Cependant, les sujets controversés ne se résument pas à l'opposition de deux points de vues, ce qui complique la tâche des journalistes qui tentent de communiquer chaque aspect du conflit à leurs lecteurs. En analysant la couverture des élections américaines de 2016, durant laquelle la polarisation, la désinformation et la contestation étaient légion, la journaliste américaine Amanda Ripley a cherché à découvrir comment les journalistes pouvaient mieux couvrir des sujets aussi difficiles. Elle a interrogé des personnes avec une expérience de gestion créative des conflits comme des avocats, des médiateurs, des psychologues et des chefs religieux afin de recueillir les bonnes pratiques que les journalistes pourraient adopter dans le cadre de leurs reportages.
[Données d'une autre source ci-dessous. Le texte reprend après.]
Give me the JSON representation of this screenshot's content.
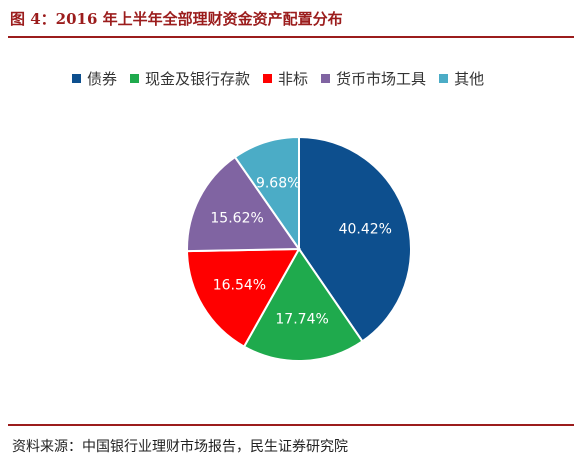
{
  "title": "图 4：2016 年上半年全部理财资金资产配置分布",
  "footer": "资料来源：中国银行业理财市场报告，民生证券研究院",
  "colors": {
    "accent": "#9b1c1c",
    "bonds": "#0d4f8e",
    "cash": "#1faa4d",
    "nonstandard": "#ff0000",
    "money_market": "#8064a2",
    "other": "#4bacc6"
  },
  "chart_data": {
    "type": "pie",
    "title": "",
    "legend_position": "top",
    "categories": [
      "债券",
      "现金及银行存款",
      "非标",
      "货币市场工具",
      "其他"
    ],
    "values": [
      40.42,
      17.74,
      16.54,
      15.62,
      9.68
    ],
    "labels": [
      "40.42%",
      "17.74%",
      "16.54%",
      "15.62%",
      "9.68%"
    ],
    "colors": [
      "#0d4f8e",
      "#1faa4d",
      "#ff0000",
      "#8064a2",
      "#4bacc6"
    ]
  }
}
"La leçon à tirer pour les journalistes (ou quiconque) travaillant dans un conflit insurmontable : complexifier le récit", dit Ripley. "La complexité donne lieu à un papier plus complet et plus précis."

Ses recherches ont débouché sur le programme de formation "Complicating the Narratives" (CTN), ou complexifier le récit, par le Solutions Journalism Network (SJN), et aident ainsi les journalistes du monde entier à couvrir des sujets controversés différemment.

Comment 'complexifier le récit ?'

Selon Mme Ripley, l'idée principale est que les journalistes embrassent la complexité de leur sujet et qu'ils en présentent les nuances, les contradictions et les ambiguïtés chaque fois que cela est possible.

Hélène Biandudi Hofer, responsable du programme de formation CTN de SJN, explique que lorsqu'il s'agit de couvrir des sujets controversés en utilisant cette méthode, l'objectif doit être d'écouter attentivement lors des interviews, et aussi d'échanger avec ses sources avec empathie et en toute transparence.

L'approche CTN fournit des outils concrets et pratiques qui permettent aux journalistes de mieux écouter, de comprendre les raisons derrière les opinions de leurs sources et de contrer les biais de confirmation. Les journalistes peuvent ainsi commencer à dépasser leur habitude de ne croire que ce qui soutient leurs convictions préalables, et à s'ouvrir aux informations qui les remettent en question.

Le programme CTN se compose de conseils pour mener des interviews, de questions à poser à ses sources et d'outils pour une écoute active. Il s'agit d'une approche globale pour traiter les sujets qui divisent.

Le looping est une technique de CTN qui s'appuie sur une meilleure écoute pendant les interviews, augmentant également la précision des informations partagées par la source. L'idée est de répéter à la source le message principal de ce qu'elle vous a communiqué afin de s'assurer que vous l'avez bien compris. Non seulement cette technique vous aide à vous assurer que vous avez noté les informations correctement mais votre source se sentira écoutée et sera plus encline à partager davantage.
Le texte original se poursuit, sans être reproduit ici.